Benjamin Fincher – Kamishibai

0
1044
Originaire de Lyon et actuellement basé à Nice, Benjamin Fincher opère seul et joue une musique inqualifiable (pop orchestrale, folk lo-fi, indie rock, 8-bit électronique, on a du mal à s’y retrouver mais l’oeuvre est passionnante et le foisonnement créatif bien représenté par Kamishibai, premier album du sudiste).
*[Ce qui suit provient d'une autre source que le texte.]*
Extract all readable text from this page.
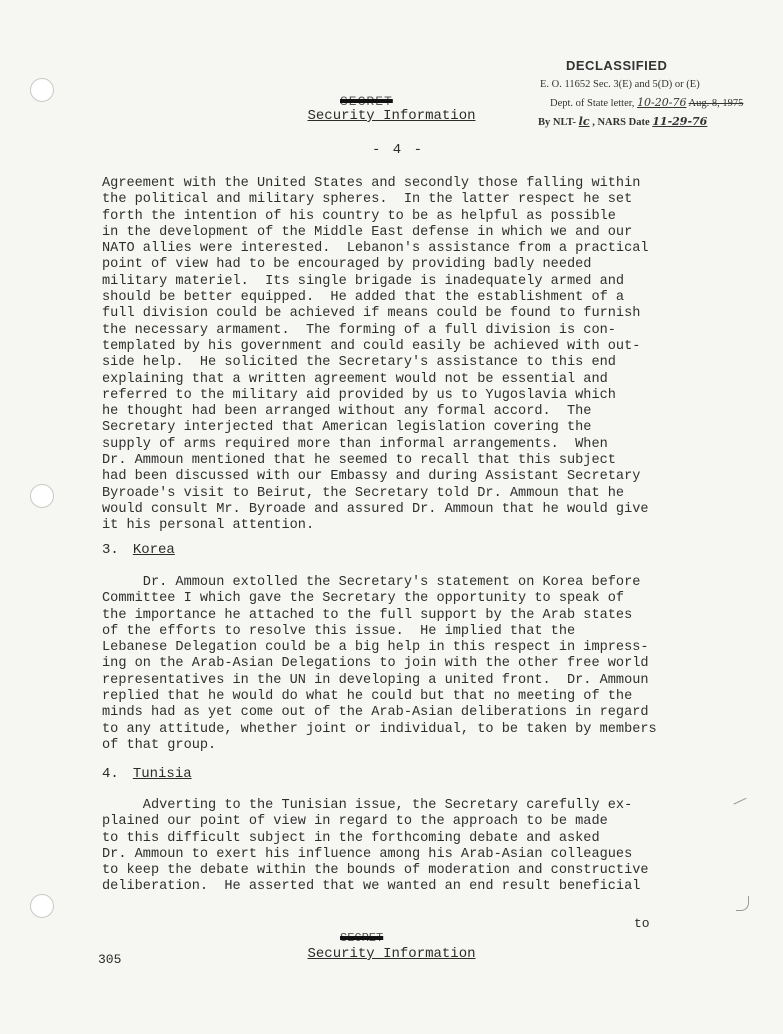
DECLASSIFIED
E. O. 11652 Sec. 3(E) and 5(D) or (E)
Dept. of State letter, 10-20-76 Aug. 8, 1975
By NLT- lc , NARS Date 11-29-76
SECRET
Security Information
- 4 -
Agreement with the United States and secondly those falling within
the political and military spheres.  In the latter respect he set
forth the intention of his country to be as helpful as possible
in the development of the Middle East defense in which we and our
NATO allies were interested.  Lebanon's assistance from a practical
point of view had to be encouraged by providing badly needed
military materiel.  Its single brigade is inadequately armed and
should be better equipped.  He added that the establishment of a
full division could be achieved if means could be found to furnish
the necessary armament.  The forming of a full division is con-
templated by his government and could easily be achieved with out-
side help.  He solicited the Secretary's assistance to this end
explaining that a written agreement would not be essential and
referred to the military aid provided by us to Yugoslavia which
he thought had been arranged without any formal accord.  The
Secretary interjected that American legislation covering the
supply of arms required more than informal arrangements.  When
Dr. Ammoun mentioned that he seemed to recall that this subject
had been discussed with our Embassy and during Assistant Secretary
Byroade's visit to Beirut, the Secretary told Dr. Ammoun that he
would consult Mr. Byroade and assured Dr. Ammoun that he would give
it his personal attention.
3. Korea
Dr. Ammoun extolled the Secretary's statement on Korea before
Committee I which gave the Secretary the opportunity to speak of
the importance he attached to the full support by the Arab states
of the efforts to resolve this issue.  He implied that the
Lebanese Delegation could be a big help in this respect in impress-
ing on the Arab-Asian Delegations to join with the other free world
representatives in the UN in developing a united front.  Dr. Ammoun
replied that he would do what he could but that no meeting of the
minds had as yet come out of the Arab-Asian deliberations in regard
to any attitude, whether joint or individual, to be taken by members
of that group.
4. Tunisia
Adverting to the Tunisian issue, the Secretary carefully ex-
plained our point of view in regard to the approach to be made
to this difficult subject in the forthcoming debate and asked
Dr. Ammoun to exert his influence among his Arab-Asian colleagues
to keep the debate within the bounds of moderation and constructive
deliberation.  He asserted that we wanted an end result beneficial
to
SECRET
Security Information
305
A la fois fin et intense, celui-ci débute dans une intensité spatiale et presqu’euphorique (We always run, pas faux!), use ensuite d’une electro façon Radiohead mais de façon plus vivace, nettement moins ennuyeuse (Go outside), démontrant sans délai une belle inventivité. On part l’instant d’après dans des contrées plus mesures, célestes, finement ciselées (Long distance), puis une pop alerte et froide par instants, sacrément enthousiasmante, anime ensuite I wish I had a lower voice. L’artiste fait preuve d’ingéniosité dans le sons créés, et peut se permettre de grimper sur les nuages le temps d’un Wide eyed haut perché et nerveux dans le même élan: il ne chute jamais, l’ascension est vertigineuse et ne manque pas de vigueur. Benshi privilégie lui l’option grandiloquente mais non démonstrative, on prend aussi tant le savoir-faire habite la copie, à mi-chemin irréprochable, de cet inlassable bâtisseur sonore.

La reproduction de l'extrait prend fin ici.